Ginni lit a cigarette and asked him, “Wanna smoke?” He lifted his finger to take a stick from her pack and she wrestled it away, “Cigarettes are like condom. You should always bring yours… Arre I’m just kidding.” She lit the smoke for him. Geet was amused watching them.
“Dude! Are you in love with me?,” the RJ asked. “Oh! No! Somebody please fuck me. I am meeting you for the first time.” She winked, “Obviously you are cuckoo and ladoo for her,” pointing fingers at Geet. He didn’t know where to look. “Dude, you actually called not her but me on radio…”
He blabbered, “What? She is you. I mean you are not her…I mean it was Geet I spoke on radio. It’s her voice na.”
“Arre dakkan. I am Ginni. She is Geet.” The latter chipped in, “Even if I was her, what’s the need for you to land in this studio. You have no fucking idea how things would get so horrible,” She was in no mood to hide the ex-fiance and started shouting at him. He tried to protest.
“Dude, you just shut the fuck up? You have no fucking idea how you actually royally screwed my ass on radio…almost. I was called to do an audition with her. The radio was looking for someone and after giving the exam papers, I drove here in the mad Pune traffic, almost hitting someone dead. Yes! It was me on air but just like a cunt you had to blow things up. Who are you? Some fucking Jesus Christ! Saint Valentine or what…majnu ke aulaad that you had to call on radio. Some Mother Theresa or Anna Hazare that you were worried that someone would kidnap me.”
“What? What did I do?”, he made a doe-eyed face.
“Yeah, right you are Babe Amte…I do all the fucking and you sit and watch, asshole,” Geet was furious. Ginni tried to calm her down and stood between both of us. The last thing she wanted is her friend hitting him. Angry woman wouldn’t relent and ignored the human woman, “Yaa dude! You just screwed my fucking audition and the first thing pretending all hero calling on the radio declaring your flame…dude in front of everyone,” she was incensed.
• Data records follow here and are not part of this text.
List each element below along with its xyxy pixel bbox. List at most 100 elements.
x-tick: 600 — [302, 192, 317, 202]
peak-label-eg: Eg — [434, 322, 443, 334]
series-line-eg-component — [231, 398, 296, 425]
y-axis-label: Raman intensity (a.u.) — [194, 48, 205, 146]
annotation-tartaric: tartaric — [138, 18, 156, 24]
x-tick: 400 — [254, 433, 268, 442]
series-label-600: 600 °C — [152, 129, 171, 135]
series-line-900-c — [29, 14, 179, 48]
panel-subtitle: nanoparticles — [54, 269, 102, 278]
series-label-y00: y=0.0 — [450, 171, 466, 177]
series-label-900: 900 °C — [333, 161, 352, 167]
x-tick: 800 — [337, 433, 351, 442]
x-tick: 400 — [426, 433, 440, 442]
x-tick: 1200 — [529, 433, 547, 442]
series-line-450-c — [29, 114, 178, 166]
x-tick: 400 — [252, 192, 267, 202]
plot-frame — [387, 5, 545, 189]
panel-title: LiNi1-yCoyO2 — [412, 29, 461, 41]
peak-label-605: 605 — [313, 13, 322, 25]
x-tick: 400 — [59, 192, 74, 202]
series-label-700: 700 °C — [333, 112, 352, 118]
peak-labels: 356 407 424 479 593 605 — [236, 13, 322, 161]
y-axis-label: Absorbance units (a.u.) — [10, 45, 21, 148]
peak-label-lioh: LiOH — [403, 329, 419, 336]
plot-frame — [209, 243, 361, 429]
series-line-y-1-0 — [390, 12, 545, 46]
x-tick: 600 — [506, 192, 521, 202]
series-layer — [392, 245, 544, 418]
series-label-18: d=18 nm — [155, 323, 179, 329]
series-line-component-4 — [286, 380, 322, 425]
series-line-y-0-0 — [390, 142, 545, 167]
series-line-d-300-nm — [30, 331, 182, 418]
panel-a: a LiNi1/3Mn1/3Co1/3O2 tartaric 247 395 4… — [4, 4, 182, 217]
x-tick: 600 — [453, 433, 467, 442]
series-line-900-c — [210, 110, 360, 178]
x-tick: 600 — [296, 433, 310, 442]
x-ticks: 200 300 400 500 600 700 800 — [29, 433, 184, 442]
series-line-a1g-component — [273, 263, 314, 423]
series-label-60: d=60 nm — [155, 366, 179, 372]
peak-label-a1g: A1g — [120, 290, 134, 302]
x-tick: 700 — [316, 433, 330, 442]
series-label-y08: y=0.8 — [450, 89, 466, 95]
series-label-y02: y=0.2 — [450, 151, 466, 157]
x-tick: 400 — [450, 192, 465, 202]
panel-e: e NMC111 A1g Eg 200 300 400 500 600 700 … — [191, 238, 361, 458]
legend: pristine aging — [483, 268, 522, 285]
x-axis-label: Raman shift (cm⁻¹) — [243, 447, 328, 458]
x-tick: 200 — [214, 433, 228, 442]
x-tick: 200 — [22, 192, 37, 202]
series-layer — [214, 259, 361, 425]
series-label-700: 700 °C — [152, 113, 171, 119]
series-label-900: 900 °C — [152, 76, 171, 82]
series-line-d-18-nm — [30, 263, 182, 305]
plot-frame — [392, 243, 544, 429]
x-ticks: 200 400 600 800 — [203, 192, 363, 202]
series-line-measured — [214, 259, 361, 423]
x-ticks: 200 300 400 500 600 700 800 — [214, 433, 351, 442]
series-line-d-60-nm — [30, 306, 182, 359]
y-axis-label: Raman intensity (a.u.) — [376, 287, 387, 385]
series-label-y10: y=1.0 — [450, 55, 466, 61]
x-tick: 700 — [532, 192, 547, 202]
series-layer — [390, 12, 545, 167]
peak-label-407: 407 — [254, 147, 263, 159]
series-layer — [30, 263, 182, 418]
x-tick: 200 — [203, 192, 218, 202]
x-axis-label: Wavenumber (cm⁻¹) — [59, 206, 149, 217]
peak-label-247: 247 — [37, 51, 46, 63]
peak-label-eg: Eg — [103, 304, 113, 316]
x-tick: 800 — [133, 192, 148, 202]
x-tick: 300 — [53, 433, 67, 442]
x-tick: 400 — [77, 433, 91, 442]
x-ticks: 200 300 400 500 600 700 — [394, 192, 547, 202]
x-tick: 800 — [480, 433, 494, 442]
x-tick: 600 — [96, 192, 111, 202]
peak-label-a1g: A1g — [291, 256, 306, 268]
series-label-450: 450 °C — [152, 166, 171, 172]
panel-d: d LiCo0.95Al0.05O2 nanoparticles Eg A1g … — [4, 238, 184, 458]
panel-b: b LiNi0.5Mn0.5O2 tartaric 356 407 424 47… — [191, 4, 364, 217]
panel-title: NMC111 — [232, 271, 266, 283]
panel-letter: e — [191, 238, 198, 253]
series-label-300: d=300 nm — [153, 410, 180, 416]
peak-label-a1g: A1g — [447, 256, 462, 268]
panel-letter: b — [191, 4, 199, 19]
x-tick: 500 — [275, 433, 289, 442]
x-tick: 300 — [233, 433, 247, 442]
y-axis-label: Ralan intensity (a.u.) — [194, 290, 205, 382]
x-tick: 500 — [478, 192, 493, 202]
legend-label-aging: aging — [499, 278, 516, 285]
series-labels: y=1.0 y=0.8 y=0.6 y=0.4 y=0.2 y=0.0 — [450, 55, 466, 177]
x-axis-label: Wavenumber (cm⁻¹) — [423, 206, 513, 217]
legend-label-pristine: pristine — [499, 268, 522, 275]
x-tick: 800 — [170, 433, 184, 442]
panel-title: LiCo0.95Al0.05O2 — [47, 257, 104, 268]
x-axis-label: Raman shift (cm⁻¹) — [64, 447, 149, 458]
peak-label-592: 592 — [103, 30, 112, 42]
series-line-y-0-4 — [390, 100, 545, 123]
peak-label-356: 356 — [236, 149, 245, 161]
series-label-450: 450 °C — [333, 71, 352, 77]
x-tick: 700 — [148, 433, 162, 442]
“Are we playing Kabutar jaa jaa? What next do you plan to do? Clip the wings of a random pigeon with a love letter and send it to my home?”
“Why would I do that?” he replied in monosyllable.
“Yeah! You couldn’t hold yourself to spread some raita so much that you had to follow me all the way to the radio station. You expect me to be so happy and showering you with arati…Sardani bohot khush hogi na and shabhashi degi. What are you thinking? I was a damsel in distress…akeli ladki khulli tijori and you have to play superman saving me. No! Actually not superman but Shaktimaan.”
He muttered apologies. “Dude! What sorry! You have no idea of this screw-up of declaring flame for me on antenna. Btw, do you know the entire story,” she calmed.
Ginni says, “Dude! I am the RJ and not her.”
“What…it’s getting spooky, this radio station,” he lost his voice.
“Because, baby, when you confessed love, I took over, “Ginni was seductively playing around, flirting and caressing her hair. “You kept saying I love you to me. I was wondering whether you are human or an elephant. I was feeling hard inside listening to a man so desperate.” Geet’s stomach churned, by breaking into concatenate laughter by listening to her friend.
“Just look at her,” Geet protested against her friend for laughing and at Hardik, “Don’t look at her and buy into her flirty flirty games. There is no cock confusion for Madam RJ keeps getting laid like protein milkshake.” The man and Miss Protein Milkshake choked. “Shocked,” she asked.
“Except Jim Beam is no aphrodisiac for my liquid. He’s Geet’s ex-fiance and she banged you immediately after breaking it off,” RJ G turned into a rocket and hit an arrow swelling straight into Hardik’s heart.